Sur la ligne finale, installée devant le stade Marchand, les bénévoles offraient de l’eau et des fruits tandis que les médecins prenaient tension artérielle et fréquence cardiaque. Un rappel concret : l’activité physique doit rester progressive et encadrée.
« La solidarité exemplaire observée ce matin prouve que la prévention appartient à tous », a déclaré José Cyr Ebina au micro. L’ancien parlementaire a révélé travailler à l’ouverture d’un centre de mammographie mobile pour rapprocher le dépistage des quartiers périphériques.
Des projets novateurs sur la ligne d’horizon
Le centre, équipé d’un mammographe numérique et d’une mini-unité de biopsie, devrait voir le jour courant 2024 si le financement se confirme. Il viserait prioritairement les marchés populaires, où le coût et la distance freinent encore de nombreuses femmes.
L’Association Lion d’or ne compte pas s’arrêter à Octobre rose. Déjà, ses équipes préparent Novembre bleu à Pointe-Noire, consacré à la santé masculine, puis Décembre rouge à Dolisie, focalisé sur la lutte contre le VIH-sida.
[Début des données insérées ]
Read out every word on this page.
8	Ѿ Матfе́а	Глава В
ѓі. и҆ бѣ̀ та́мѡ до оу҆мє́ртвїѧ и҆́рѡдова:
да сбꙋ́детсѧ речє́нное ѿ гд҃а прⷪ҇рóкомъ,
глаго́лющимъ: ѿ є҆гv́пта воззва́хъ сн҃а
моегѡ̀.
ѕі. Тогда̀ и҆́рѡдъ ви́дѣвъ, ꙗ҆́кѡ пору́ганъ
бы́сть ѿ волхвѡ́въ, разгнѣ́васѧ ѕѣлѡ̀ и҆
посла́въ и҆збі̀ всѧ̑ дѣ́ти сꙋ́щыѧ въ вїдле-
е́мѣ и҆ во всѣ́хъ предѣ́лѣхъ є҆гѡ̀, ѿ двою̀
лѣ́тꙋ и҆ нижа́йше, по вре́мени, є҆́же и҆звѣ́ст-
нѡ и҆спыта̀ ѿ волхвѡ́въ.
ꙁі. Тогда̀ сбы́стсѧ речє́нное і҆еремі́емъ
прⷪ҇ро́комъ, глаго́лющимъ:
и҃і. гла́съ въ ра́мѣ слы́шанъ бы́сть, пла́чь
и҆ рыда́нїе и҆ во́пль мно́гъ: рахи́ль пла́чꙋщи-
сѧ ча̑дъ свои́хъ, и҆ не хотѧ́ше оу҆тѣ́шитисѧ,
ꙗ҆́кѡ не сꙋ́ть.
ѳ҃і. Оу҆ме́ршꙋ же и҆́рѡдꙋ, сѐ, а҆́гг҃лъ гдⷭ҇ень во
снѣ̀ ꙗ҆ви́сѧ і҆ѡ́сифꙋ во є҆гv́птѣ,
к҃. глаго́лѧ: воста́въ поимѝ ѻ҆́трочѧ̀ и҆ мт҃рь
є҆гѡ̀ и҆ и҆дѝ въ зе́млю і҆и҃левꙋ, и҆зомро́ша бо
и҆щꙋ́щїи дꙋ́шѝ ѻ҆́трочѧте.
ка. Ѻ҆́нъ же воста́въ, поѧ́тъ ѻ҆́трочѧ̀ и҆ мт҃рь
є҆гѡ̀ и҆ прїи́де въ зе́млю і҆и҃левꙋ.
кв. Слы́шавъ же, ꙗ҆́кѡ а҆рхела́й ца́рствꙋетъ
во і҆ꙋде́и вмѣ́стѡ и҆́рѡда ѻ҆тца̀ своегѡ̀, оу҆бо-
Cette stratégie annuelle, inspirée des campagnes internationales, offre un calendrier lisible aux partenaires et aux donateurs. Elle permet surtout d’entretenir la dynamique communautaire, gage selon Ebina de « changer les comportements de manière durable et collective » dans tout le pays.
Un écho favorable chez les autorités sanitaires
Présente à la conférence, une représentante du ministère de la Santé a salué l’initiative, assurant que les résultats viendront nourrir le Plan national cancer. Selon elle, le maillage associatif complète utilement l’offre publique, notamment dans les quartiers à forte densité.
Le service de communication du CHU de Brazzaville confirme, de son côté, un regain de fréquentation des structures de dépistage pendant Octobre rose. Les rendez-vous pour mammographies seraient passés de 25 à 40 par semaine depuis le lancement de la campagne.
Entre expertise médicale, activité sportive et perspectives concrètes, l’opération Lion d’or illustre la montée en puissance d’une société civile engagée pour la santé au Congo-Brazzaville. La prochaine étape se jouera à Pointe-Noire, avec la même ambition de rassemblement.